Ce mercredi entre en vigueur une première mesure phare du «Paquet résilience» ficelé début juin par la tripartite. La baisse temporaire de 5 centimes d’euro des accises appliquées sur les carburants entraîne une première réduction des prix variant entre 3,1 centimes (diesel, essence SP98) et seulement 1,9 centime pour l’essence SP95.
L’objectif est de maîtriser l’inflation afin d’éviter le déclenchement d’un second index en 2026. En août vont suivre la baisse de 15 centimes d’euro sur le mazout et sur le gaz, ainsi que les 4 centimes de subvention appliqués sur l’électricité.
Avec l’accalmie, encore très fragile, du conflit au Moyen-Orient, il devient probable que les 60 millions d’euros débloqués pour freiner la hausse des prix énergétiques s’avérera payante.
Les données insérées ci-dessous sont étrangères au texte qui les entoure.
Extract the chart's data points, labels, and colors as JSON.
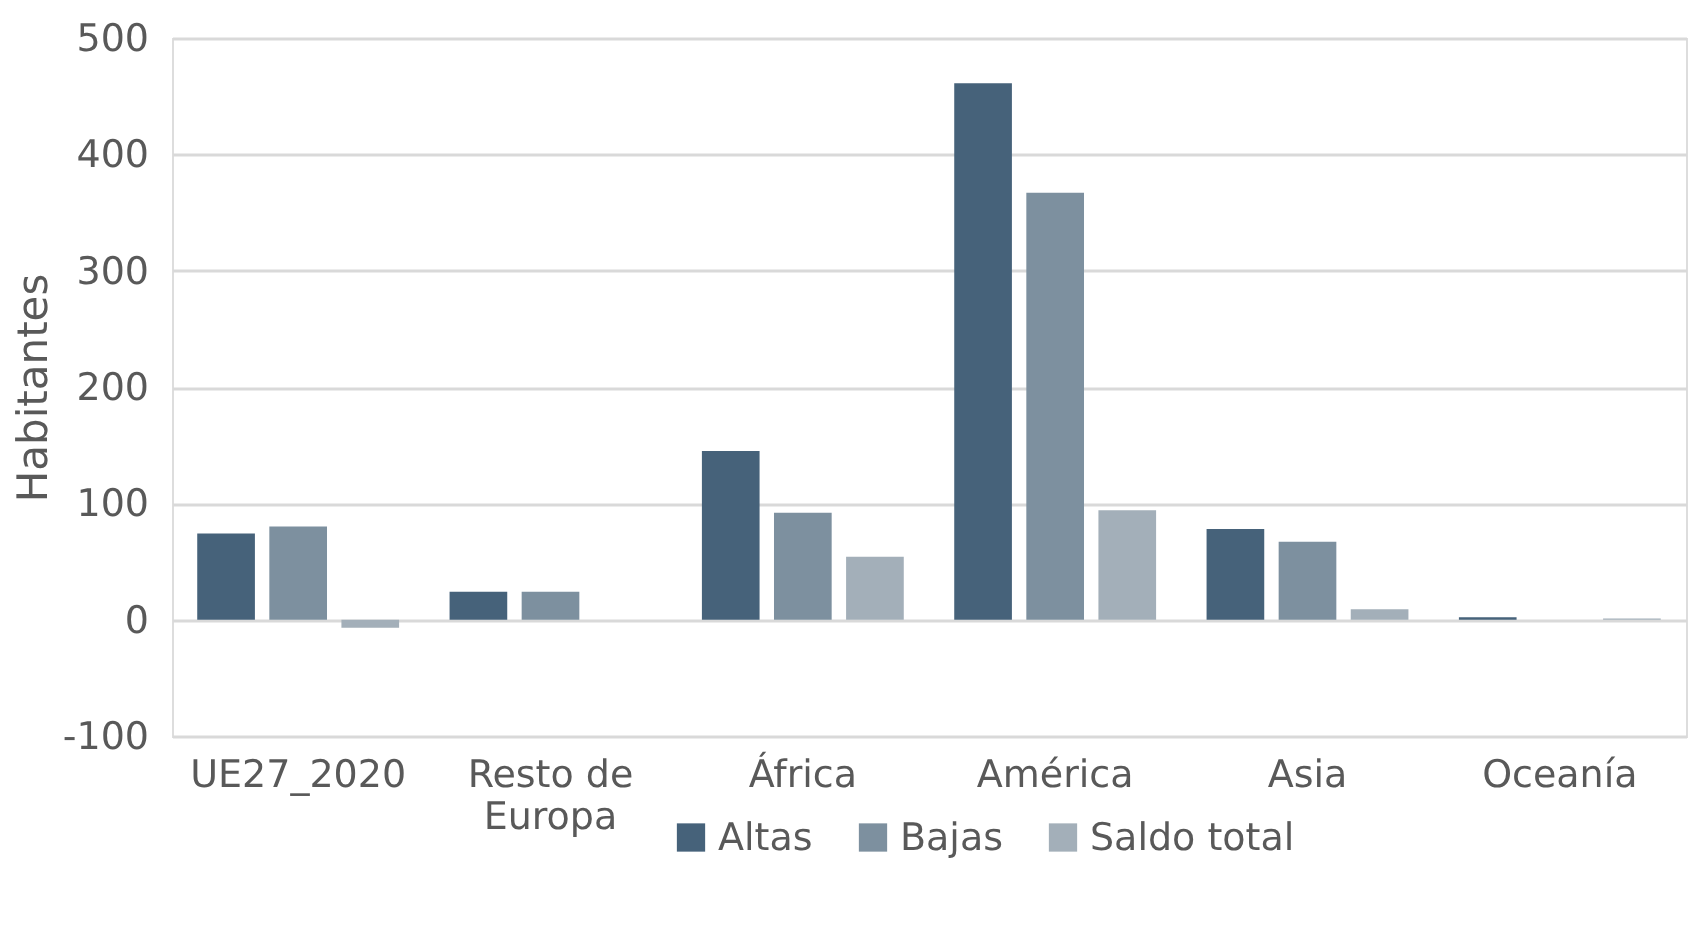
{
  "chart_data": {
    "type": "bar",
    "ylabel": "Habitantes",
    "categories": [
      "UE27_2020",
      "Resto de\nEuropa",
      "África",
      "América",
      "Asia",
      "Oceanía"
    ],
    "series": [
      {
        "name": "Altas",
        "color": "#46627a",
        "values": [
          74,
          24,
          145,
          461,
          78,
          2
        ]
      },
      {
        "name": "Bajas",
        "color": "#7d909f",
        "values": [
          80,
          24,
          92,
          367,
          67,
          0
        ]
      },
      {
        "name": "Saldo total",
        "color": "#a3afb9",
        "values": [
          -7,
          0,
          54,
          94,
          9,
          1
        ]
      }
    ],
    "ylim": [
      -100,
      500
    ],
    "yticks": [
      -100,
      0,
      100,
      200,
      300,
      400,
      500
    ],
    "grid": "y",
    "legend": "bottom"
  }
}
Il ne suffira cependant pas de se focaliser sur les subventions actées par la tripartite. Comme l’a constaté mardi la Chambre de commerce, le contexte économique reste morose. «L’économie nationale est sous pression, les entreprises ne sont plus aussi rentables et doivent composer avec des coûts qui augmentent et des marges de plus en plus réduites. Ce qui veut dire moins de possibilités pour investir et recruter. Or ce sont là les leviers de la croissance de demain», pointe le directeur Carlo Thelen.
Le camp patronal a obtenu l’assurance de ne pas devoir payer au prix fort la hausse de 200 euros net du salaire minimum, prise en charge par l’État à hauteur de 120 millions d’euros en 2027.
Un second index endéans 12 mois devrait être écarté. L’an prochain, les entreprises vont aussi bénéficier d’une nouvelle baisse de leur imposition, passant de 16 % à 15 %. L’UEL avait en vain réclamé une baisse additionnelle à 13 %.
En fin de compte, les entreprises et les ménages ont obtenu satisfaction lors des tractations avec le gouvernement. Il reste à savoir si les mesures prises permettront de doper une croissance du PIB limitée à 0,6 % en 2025.
Avec le blocage toujours partiel du détroit d’Ormuz, le Statec mise plutôt sur 1 % pour 2026, avant un rebond à 1,8 % en 2027.
Des valeurs toujours très éloignées des moyennes historiques élevées, mais chaque point de pour cent compte pour le bien de l’économie et donc du modèle social luxembourgeois.